Furthermore, studies show that a diet of antioxidant-rich produce, anti-inflammatory fish, and healthy fats can help protect skin against wrinkle- and cancercausing UV damage.

Start by eating vitamin C–rich foods daily, suggests Lisa Drayer, dietitian and author of The Beauty Diet: Looking Great Has Never Been So Delicious. “A healthy intake of this antioxidant is linked to fewer lines and wrinkles.”

Citrus fruits are packed with vitamin C as are peppers, strawberries, kiwis, and broccoli. Other super antioxidants proven to boost UV protection are lycopene (found in tomatoes), beta-carotene (in sweet potatoes), cocoa flavanols (in dark chocolate), and coffee.

“A recently-published study proved that four or more cups of caffeinated coffee a day could reduce your risk of melanoma, the deadliest form of skin cancer, by 20 per cent,” notes US-based dermatologist Dr Joshua Zeichner.

Protein builds a clearer, smoother complexion

The science here has always been unequivocal: “Amino acids from proteins serve as the building blocks for structures within the skin, including collagen, so protein is essential for keeping skin healthy,” says Dr Bowe.
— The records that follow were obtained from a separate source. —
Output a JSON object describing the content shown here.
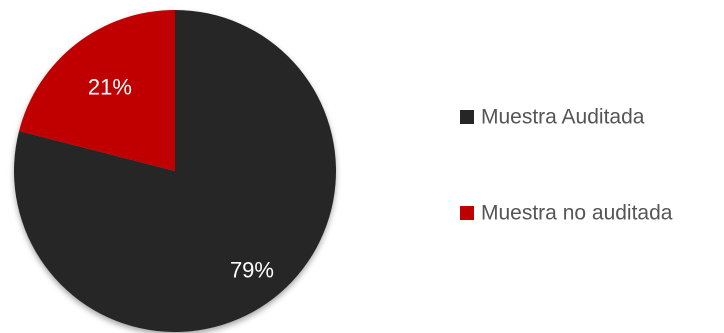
{
  "chart_data": {
    "type": "pie",
    "title": "",
    "legend_position": "right",
    "slices": [
      {
        "label": "Muestra Auditada",
        "value": 79,
        "display": "79%",
        "color": "#262626"
      },
      {
        "label": "Muestra no auditada",
        "value": 21,
        "display": "21%",
        "color": "#c00000"
      }
    ]
  }
}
No need to go paleo or adopt a protein diet; all it takes for an active person is 0.5g of protein daily for 0.5kg of body weight.
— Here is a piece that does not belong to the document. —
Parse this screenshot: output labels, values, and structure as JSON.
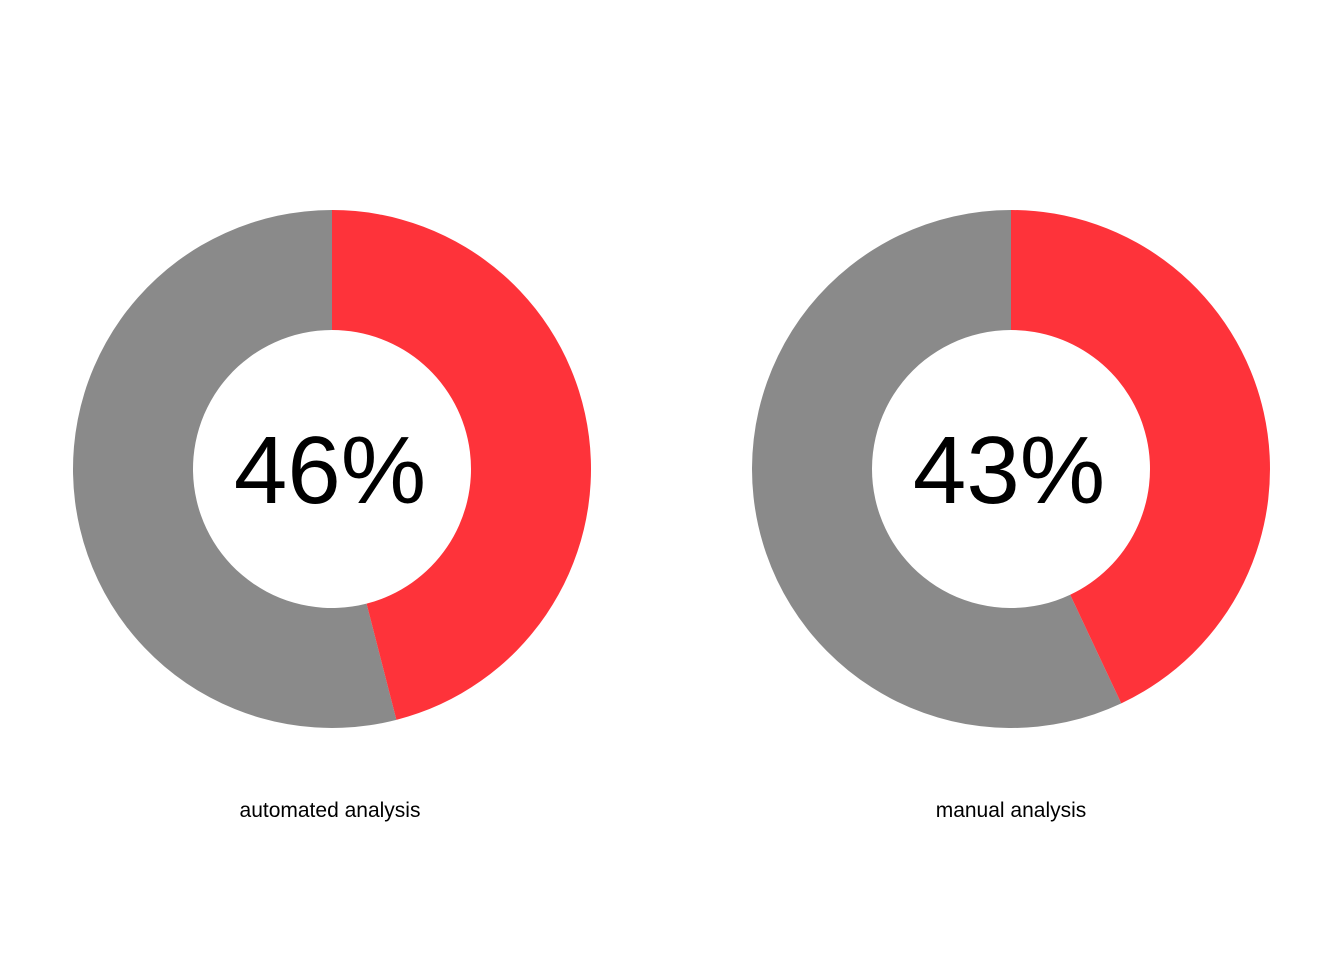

Experts say most of us are hitting our daily dose – one serving of a lean option like chicken contains 26g of protein – but that there are added skin perks if you pick fish as a regular source.

A study in the Journal of the American Academy of Dermatology showed that people who ate fish had less acne. Dermatologists suspect that the real hero is the omega-3 fatty acid content. “Omega- 3 fatty acids have an anti-inflammatory effect on the body and skin, and acne is an inflammatory condition,” says Dr Zeichner. Not a fish lover? Get your omega-3 fix from protein sources such as walnuts.

So, which diet to follow?

Simply put, to nourish your skin from the inside out, you need to eat a balanced diet that’s full of fish, produce, whole grains, and healthy fats – and short on refined carbs.

That last point is non-negotiable if you don’t want to undermine a clear-skin regimen. Beyond the assault that high blood sugar makes on your collagen, researchers believe that a poor diet full of low-fibre comfort foods can slow digestion and promote unhealthy bacteria, which then leads to a leaky gut lining.

This causes inflammation in the body, which worsens inflammatory skin conditions like acne, rosacea and eczema.

Stick to fish- and veggie-laden Mediterranean and Asian diets, for example, and you’ll check off all the right boxes for a great complexion.

An Asian diet can also net you a few bonus nutrients, such as soya (it contains the antioxidant genistein, which may reverse existing sun damage, according to Dr Zeichner) and fermented foods like miso and kombucha, which are rich in probiotics.

A clinical review in the journal Gut Pathogens shows that probiotics – good bacteria – can help heal the gut and calm skin too.

And the final must for healthy skin: Drink up. “Water is crucial for proper skin cell functioning,” Dr Zeichner says. “If cells are dehydrated, your skin can’t do its job of turning over new cells, creating collagen, and repairing damage.”